05 October 2008

Wii Therapy And Exercise

The Wii is all about innovation and opening up gaming to a whole new audience. With the console now being used for exercise and therapy, has it gone beyond Nintendo’s wildest expectations?

Simple answer to the question, yes. When Nintendo started bleating on about the Wii a couple of years ago they constantly talked about expanding the gaming horizon. They wanted to get new people playing videogames and to create a system with a hugely varied userbase. What they’ve got, is a cultural revolution. When something catches the imagination of the world like the Wii has it tends to get some fairly interesting press.

The other day a story popped up about how the Wii is being used by the US Army as a means of healing the wounded. Never in Nintendo’s wildest dreams could Nintendo have expected this. Over the last few months we’ve seen it being used in old folks homes, as part of exercise regimes and even as a method of shedding the pounds to get into shape. All of these cases have demonstrated one thing: the Wii can move beyond the videogames industry and into wider culture. Once there, the world of ‘self help’ is its oyster. Fitness and gadgetry are two of the biggest obsessions in Western culture, and the Wii is able to tap into both. The media has an obsession with telling us how we can get fit and healthy and there are always new and ‘exciting’ ways of doing so popping up. The Wii is perhaps the biggest new entry on the scene.

At the Sedgebrook retirement community in Lincolnshire (USA), where the average age is 77. A report in the Chicago Tribune details how the residents, most of whom have never picked up a video game controller in their life, are turning to the Wii for entertainment.

"I've never been into video games," said 72-year-old Flora Dierbach last week as her husband took a twirl with the Nintendo Wii's bowling game. "But this is addictive...They come in after dinner and play," she said. "Sometimes, on Saturday afternoons, their grandkids come play with them. A lot of grandparents are being taught by their grandkids. But, now, some grandparents are instead teaching their grandkids." Sunday afternoon at the home is now all about the Wii. This sort of thing is great publicity for the Wii.

Over the years the industry has gotten some very bad press, but feel good stories about the Wii bringing together kids and grandkids and helping keep the eldery healthy and entertained is a glowing endorsement of what Nintendo are doing. It would seem that in one swift move, all the negative stigmas about gaming in the mainstream press have somewhat been ebbed away.

In an article published on the online version of the US military newspaper Stars and Stripes, it has been revealed that in certain cases the Wii can prove to be a useful tool for healing the wounded. Army Spc. Shawn Roberts who is assigned to the 581st Signal Company in Kuwait, volunteered to use the game as part of his therapy routine. The Wii is being used to help him regain full movement after he broke his wrist and elbow and partially tore his rotator cuff when the vehicle he was in rolled over. He couldn’t move his wrist for more than a month because of the screws holding it together.

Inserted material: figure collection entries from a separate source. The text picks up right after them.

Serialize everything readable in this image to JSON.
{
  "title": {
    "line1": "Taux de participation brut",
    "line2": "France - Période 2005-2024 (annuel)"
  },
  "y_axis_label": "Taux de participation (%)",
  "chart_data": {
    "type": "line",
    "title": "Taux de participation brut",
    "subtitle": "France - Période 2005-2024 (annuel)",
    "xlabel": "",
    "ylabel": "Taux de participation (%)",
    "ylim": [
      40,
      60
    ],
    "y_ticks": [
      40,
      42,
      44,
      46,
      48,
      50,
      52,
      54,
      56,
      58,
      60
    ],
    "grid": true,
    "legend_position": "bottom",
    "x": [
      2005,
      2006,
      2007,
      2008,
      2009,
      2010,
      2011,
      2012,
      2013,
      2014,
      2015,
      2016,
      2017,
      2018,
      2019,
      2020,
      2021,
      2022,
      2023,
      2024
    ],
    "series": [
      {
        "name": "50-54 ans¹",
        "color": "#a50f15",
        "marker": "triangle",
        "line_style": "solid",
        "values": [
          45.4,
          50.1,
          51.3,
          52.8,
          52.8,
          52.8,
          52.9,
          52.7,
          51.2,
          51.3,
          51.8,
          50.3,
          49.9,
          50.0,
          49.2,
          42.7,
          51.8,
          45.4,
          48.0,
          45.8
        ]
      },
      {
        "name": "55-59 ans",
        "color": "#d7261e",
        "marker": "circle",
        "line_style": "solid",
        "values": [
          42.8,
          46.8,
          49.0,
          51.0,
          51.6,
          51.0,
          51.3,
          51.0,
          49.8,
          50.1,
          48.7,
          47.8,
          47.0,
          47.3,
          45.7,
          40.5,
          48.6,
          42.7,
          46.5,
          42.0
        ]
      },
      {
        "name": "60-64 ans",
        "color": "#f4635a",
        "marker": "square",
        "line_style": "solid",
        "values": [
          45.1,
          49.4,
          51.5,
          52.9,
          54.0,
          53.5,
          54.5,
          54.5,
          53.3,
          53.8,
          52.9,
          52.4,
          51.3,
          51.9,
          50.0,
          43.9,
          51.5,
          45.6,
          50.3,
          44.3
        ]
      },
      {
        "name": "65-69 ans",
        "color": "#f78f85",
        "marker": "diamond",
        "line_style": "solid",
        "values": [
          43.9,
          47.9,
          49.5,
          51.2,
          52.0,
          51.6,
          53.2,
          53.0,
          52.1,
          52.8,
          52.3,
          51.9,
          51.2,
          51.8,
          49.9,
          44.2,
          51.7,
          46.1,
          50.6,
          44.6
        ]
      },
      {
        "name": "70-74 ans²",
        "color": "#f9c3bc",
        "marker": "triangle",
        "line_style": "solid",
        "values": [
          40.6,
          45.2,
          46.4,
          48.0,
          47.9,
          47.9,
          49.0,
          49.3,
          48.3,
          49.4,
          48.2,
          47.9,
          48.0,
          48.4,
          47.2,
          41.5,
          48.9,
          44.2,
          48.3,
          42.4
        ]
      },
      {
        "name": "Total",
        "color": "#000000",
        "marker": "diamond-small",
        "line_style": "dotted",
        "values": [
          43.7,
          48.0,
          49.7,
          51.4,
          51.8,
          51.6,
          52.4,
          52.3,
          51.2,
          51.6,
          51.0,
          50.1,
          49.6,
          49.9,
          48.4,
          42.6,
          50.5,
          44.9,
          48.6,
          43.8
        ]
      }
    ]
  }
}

“I wasn’t expecting much out of it,” said Roberts after using the game. “You know, it’s a video game. How much could it really do? But you don’t notice it while you’re doing it because your mind’s on the game. But then when you’re done? I was sore....I do all the same exercises, but with the Wii, your mind’s off of it, and you do it a lot more. It’s more fast paced and that kind of thing.”

Staff Sgt. Bryan Vallerie, an occupational therapy technician, said the game wouldn’t replace anything in the department’s physical therapy repertoire but could enhance treatment for some patients. “It’s a healthy, fun alternative to doing these things,” he said. The department are going to analyse the results of using the Wii for therapy. The advantage of using the system, they claim, is that it gets rid of the monotonous tedium of physical therapy. With the Wii, you’re doing the exercise but at the same time you’re having fun.

The most detailed analysis of the Wii’s impact on personal health came thanks to one man’s idea to use the Wii to get into shape. Entitled the ‘Wii Sports Experiment’, it aimed to prove that playing Wii was a viable method of exercise. Mickey DeLorenzo, a 25-year-old living in Philadelphia, decided to meld exercise and gaming together and form a full report on what he found. The blog he kept attracted a huge amount of interest from publications such as the New York Times, CNN, the BBC, TIME, The LA Times, The Sydney Morning Herald and also on TV through FOX and NBC. The media circus that surrounded one mildly plump man playing Wii to get a bit more toned was somewhat ridiculous. But it worked. Mr. DeLorenzo got into shape, lost 9lbs, his body fat percentage went down from 19% to 17.2% and his body mass index (BMI) went from 25.2 to 24.0. The full results of the experiment can be read through here:

http://wiinintendo.net/2007/01/15/wi...iment-results/.

So what does all this tell us? Well, whilst industry analysts go on about how the Wii is making a huge difference to the demographic of the gaming market and Nintendo drone on about how many units they are selling, perhaps this is the real story of the Wii. It is a cultural phenomenon, albeit a somewhat brief one so far, and it is really making a difference. Little by little the Wii is changing the world...sort of.